Polygon’s Unraveled and How to Answer Stupid Questions, by Ethan K. Poole
When you think of video game content on YouTube, there are probably a handful of genres that come to mind. Maybe you imagine let’s plays, reviews, or over-the-top analysis of absurdist questions about popular game franchises.
Or maybe you think of Polygon, a popular gaming media outlet, YouTube channel, and subsidiary of Vox Media. After the well-known McElroy siblings left, Polygon was on the lookout for new talent to fill the void. Ultimately, they found musician and sketch comedian Brian David Gilbert (BDG) and hired him as a video producer, a role that later landed him a gig as the host of his own show.
Unraveled, as the web series was titled, was in the classic style of faux intellectual deep dives into gaming trivia and lore à la MatPat or Vsauce3. Because of this it faced an obvious problem at its inception: how to distinguish itself from the myriad of other comparable shows? Having the weight of a popular brand like Polygon behind it certainly helped, but the show still faced the very real risk of getting lost in a sea of similar content. Luckily, one thing the series had going for it became evident in even its earliest episodes: its host.
BDG had experience as a comedian, writer, and performer coming into this role, and he had to put all of those skills to the test if he wanted to succeed at standing out from the crowd (and even more so if he planned to stand above it). Luckily, this former theater kid, with a pension for placing a witty energy into everything, was more than capable of capturing the attention of his audience and holding it, developing a large following.
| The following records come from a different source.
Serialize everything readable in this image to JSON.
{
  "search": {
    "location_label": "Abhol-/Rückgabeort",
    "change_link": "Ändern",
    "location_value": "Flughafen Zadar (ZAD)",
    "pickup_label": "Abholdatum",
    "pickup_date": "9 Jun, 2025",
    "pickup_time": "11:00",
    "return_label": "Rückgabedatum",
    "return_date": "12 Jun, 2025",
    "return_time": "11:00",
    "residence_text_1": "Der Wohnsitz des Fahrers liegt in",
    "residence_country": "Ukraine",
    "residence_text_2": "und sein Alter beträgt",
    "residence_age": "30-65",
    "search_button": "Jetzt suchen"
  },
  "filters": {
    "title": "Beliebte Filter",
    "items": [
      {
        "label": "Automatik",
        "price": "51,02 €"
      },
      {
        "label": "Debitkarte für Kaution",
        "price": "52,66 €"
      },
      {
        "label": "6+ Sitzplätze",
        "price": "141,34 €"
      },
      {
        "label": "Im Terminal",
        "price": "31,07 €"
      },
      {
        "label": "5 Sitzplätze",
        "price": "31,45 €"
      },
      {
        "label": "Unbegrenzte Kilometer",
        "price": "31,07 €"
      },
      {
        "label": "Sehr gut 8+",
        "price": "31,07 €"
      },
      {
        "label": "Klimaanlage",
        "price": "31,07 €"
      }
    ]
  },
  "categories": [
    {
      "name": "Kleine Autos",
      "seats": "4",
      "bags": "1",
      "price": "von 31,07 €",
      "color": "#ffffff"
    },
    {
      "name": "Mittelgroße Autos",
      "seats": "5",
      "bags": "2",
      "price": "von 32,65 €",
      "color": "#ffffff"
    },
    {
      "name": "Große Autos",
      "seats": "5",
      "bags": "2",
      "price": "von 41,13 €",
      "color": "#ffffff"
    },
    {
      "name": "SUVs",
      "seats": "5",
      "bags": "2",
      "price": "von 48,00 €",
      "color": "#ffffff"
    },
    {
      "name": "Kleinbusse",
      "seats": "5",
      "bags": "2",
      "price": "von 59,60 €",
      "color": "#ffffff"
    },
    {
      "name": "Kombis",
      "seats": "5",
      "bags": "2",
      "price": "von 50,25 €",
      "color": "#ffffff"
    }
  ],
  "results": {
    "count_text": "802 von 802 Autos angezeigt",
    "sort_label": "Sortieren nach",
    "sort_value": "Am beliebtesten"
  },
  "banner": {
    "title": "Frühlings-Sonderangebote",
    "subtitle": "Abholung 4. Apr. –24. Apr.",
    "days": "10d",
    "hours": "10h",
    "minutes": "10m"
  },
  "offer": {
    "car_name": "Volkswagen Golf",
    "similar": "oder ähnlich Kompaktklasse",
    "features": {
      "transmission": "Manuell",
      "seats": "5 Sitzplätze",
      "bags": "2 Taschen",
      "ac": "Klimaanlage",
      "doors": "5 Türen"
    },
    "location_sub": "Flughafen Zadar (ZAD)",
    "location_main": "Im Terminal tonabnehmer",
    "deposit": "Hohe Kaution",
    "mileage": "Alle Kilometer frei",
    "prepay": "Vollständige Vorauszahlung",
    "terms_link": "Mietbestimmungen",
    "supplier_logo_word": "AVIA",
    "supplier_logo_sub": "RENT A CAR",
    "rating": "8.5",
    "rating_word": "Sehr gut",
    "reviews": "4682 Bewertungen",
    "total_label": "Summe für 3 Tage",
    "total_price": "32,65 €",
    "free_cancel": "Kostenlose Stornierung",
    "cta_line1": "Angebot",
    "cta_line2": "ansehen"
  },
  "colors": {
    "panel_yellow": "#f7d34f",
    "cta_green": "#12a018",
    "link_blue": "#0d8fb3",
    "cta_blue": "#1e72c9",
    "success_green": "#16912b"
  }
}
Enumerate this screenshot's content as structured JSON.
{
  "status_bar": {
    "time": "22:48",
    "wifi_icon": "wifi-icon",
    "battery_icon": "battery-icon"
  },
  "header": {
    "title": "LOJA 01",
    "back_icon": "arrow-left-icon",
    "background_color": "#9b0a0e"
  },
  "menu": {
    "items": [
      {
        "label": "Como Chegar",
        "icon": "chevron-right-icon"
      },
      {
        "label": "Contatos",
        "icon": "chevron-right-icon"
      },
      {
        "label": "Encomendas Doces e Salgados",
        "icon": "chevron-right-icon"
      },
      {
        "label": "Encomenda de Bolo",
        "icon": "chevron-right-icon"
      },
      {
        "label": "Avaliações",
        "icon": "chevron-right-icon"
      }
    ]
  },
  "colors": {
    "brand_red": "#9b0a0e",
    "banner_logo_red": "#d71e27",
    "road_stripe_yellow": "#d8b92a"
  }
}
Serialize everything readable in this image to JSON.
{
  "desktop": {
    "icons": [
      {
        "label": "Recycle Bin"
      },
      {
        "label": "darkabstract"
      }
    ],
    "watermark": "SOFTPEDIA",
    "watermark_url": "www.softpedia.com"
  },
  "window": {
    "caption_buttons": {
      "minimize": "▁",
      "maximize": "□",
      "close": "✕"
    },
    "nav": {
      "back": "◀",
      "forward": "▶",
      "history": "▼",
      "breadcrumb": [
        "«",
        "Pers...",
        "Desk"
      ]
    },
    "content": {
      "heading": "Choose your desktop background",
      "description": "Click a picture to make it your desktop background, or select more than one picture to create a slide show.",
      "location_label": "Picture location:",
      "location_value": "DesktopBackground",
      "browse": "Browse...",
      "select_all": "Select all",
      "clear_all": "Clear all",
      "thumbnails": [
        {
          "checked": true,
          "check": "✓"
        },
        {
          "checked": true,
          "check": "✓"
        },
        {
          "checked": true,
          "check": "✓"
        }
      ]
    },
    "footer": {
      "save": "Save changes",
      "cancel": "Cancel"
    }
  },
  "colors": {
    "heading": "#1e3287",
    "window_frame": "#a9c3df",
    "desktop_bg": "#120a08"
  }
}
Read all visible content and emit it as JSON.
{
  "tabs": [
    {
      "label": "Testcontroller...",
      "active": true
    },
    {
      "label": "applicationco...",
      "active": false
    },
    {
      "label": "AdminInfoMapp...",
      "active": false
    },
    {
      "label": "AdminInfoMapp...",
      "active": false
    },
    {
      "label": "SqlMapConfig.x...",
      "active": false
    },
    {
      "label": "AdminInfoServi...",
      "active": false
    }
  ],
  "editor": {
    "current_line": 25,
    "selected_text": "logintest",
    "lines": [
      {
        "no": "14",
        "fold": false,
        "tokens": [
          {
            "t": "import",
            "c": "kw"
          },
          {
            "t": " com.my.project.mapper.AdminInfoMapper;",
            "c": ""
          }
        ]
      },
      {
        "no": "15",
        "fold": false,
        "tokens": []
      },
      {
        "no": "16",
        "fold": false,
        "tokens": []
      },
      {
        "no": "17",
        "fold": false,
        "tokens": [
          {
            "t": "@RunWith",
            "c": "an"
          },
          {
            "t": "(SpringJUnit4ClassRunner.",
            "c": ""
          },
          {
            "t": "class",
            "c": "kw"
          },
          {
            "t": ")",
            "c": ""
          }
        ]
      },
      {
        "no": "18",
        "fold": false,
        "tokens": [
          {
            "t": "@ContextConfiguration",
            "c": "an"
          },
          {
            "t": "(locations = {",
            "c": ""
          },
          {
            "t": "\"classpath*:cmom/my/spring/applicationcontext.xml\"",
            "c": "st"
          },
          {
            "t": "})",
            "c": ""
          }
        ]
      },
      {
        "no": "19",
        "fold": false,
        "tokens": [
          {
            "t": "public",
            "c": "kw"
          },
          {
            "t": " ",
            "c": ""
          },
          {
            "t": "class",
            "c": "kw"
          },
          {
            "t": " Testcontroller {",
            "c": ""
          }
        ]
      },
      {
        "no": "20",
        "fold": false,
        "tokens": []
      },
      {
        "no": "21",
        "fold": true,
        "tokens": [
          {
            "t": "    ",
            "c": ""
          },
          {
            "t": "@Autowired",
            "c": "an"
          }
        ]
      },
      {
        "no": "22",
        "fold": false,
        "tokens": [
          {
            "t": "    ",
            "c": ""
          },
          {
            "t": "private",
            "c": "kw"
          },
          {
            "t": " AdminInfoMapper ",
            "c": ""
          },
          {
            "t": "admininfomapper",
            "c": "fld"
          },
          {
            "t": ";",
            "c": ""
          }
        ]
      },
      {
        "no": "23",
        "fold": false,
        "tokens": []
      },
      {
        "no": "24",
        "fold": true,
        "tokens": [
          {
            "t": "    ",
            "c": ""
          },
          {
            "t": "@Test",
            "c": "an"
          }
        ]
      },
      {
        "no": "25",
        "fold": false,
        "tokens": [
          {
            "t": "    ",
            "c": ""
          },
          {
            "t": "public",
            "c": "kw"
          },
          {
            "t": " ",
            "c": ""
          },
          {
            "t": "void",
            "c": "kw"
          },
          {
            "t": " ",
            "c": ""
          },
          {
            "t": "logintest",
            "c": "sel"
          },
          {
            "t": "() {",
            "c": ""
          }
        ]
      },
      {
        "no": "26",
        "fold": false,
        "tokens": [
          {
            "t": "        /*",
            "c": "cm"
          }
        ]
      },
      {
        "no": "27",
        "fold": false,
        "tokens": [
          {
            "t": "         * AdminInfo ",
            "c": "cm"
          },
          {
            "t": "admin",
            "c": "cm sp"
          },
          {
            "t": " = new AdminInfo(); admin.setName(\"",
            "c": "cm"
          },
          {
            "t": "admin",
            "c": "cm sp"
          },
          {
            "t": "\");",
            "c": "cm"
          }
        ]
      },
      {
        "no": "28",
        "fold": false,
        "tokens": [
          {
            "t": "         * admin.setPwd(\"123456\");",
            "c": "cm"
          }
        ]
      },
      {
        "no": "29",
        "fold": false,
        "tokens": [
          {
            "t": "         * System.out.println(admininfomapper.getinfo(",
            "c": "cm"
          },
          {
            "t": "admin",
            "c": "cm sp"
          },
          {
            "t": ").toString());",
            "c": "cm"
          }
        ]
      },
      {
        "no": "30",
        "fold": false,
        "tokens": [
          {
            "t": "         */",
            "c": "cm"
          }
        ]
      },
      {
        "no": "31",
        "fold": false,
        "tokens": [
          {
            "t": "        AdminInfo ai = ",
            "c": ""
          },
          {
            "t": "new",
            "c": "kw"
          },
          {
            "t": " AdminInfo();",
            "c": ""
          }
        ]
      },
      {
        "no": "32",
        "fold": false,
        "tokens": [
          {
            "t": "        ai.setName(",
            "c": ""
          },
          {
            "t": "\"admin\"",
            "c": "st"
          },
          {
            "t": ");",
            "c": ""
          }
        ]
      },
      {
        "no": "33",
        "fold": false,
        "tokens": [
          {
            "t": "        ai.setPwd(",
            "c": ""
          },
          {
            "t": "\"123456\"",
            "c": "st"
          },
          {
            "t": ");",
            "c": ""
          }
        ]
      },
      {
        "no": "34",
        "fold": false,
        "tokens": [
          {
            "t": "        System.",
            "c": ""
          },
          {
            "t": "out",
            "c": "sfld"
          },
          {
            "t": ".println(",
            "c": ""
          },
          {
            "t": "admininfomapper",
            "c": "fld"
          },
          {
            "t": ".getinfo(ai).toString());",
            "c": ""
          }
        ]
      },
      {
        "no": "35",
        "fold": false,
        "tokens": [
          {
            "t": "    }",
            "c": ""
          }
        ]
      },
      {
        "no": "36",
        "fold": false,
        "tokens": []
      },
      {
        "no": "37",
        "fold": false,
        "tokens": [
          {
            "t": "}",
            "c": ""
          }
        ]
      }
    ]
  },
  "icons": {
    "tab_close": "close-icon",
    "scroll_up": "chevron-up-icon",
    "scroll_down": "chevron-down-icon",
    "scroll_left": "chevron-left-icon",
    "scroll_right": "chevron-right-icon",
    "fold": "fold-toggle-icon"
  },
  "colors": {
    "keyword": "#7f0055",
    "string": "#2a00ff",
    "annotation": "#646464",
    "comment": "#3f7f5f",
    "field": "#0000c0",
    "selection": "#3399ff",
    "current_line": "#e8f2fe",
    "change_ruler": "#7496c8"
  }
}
Performers evolve over time, though, and over the two years that Unraveled was released, Brian altered his persona in some key ways. He portrayed himself as more manic as the series progressed, having more pronounced emotional reactions, more ambitious ideas, and an increasingly wild look in his eye. Overall, as the series found its footing, it became more and more clear what type of character Brian was playing to helm the show, an almost mad scientist type armed with the will to see each challenge through, the intellect to riddle out the answer to each question, and the Icarus complex to occasionally cut him back down to size. A loveable character to be sure, and one who captured the hearts of countless fans as the series went on.
BDG was not the only important figure to make the show happen, of course. There were guests, camerapeople, co-writers, editors, and many others who had to come together to make a show like this work. And work it did, consistently garnering millions of views per episode and becoming a mainstay of that era of Polygon’s history.
The show tackled a wide range of questions over the 28-episode run of the series. From “What is the sexiest Castlevania monster?” to “Can I read and review every single Halo novel ever released?” to “Why does Nintendo hate Waluigi?”, each episode offers a unique insight into the games you love. The show’s style of answering questions was distinct and recognizable as well, very categorically driven as most episodes followed Brian’s attempt to perfectly define a concept or categorize a series of things into clean, theoretically understandable ways.
This logic-driven approach definitely helped to keep even the most vague, out-there questions grounded, like using the Hero’s Journey to predict the end of Kingdom Hearts 3 or trying to perfectly define and encapsulate how Hideo Kojima names his characters.
Some episodes broke this formula, though, typically to great effect. Examples of this include using math to determine at what age Mario will have enough money to retire or a herculan test to figure out what Kirby was actually supposed to be. The show prided itself on “putting a lot of research into things which have very little meaning” (to quote Brian’s own mother) and never lost sight of the journey for the sake of the destination.
The show distinguished itself by the community which popped up around it. From countless collections of out-of-context clips circulating around YouTube, to the always active conversations in the comments of his most engaging videos, to people learning and performing the Perfect Pokèrap, an eight minute rap song that contains the names of over nine hundred pokèmon (all existing pokemon at the time of the song’s release). The community around Unraveled was a fun and inspiring example of strangers on the internet coming together to be excited about their shared interests and just generally being kind to each other, something especially rare in the gaming space.
Unraveled was just a series about analyzing video games to a comically absurd degree, but it was also so much more than that for a lot of people, myself included. Something that can bring people together and create something simply fun to watch with no strings attached is, in my opinion, an incredible achievement for just another video game web series.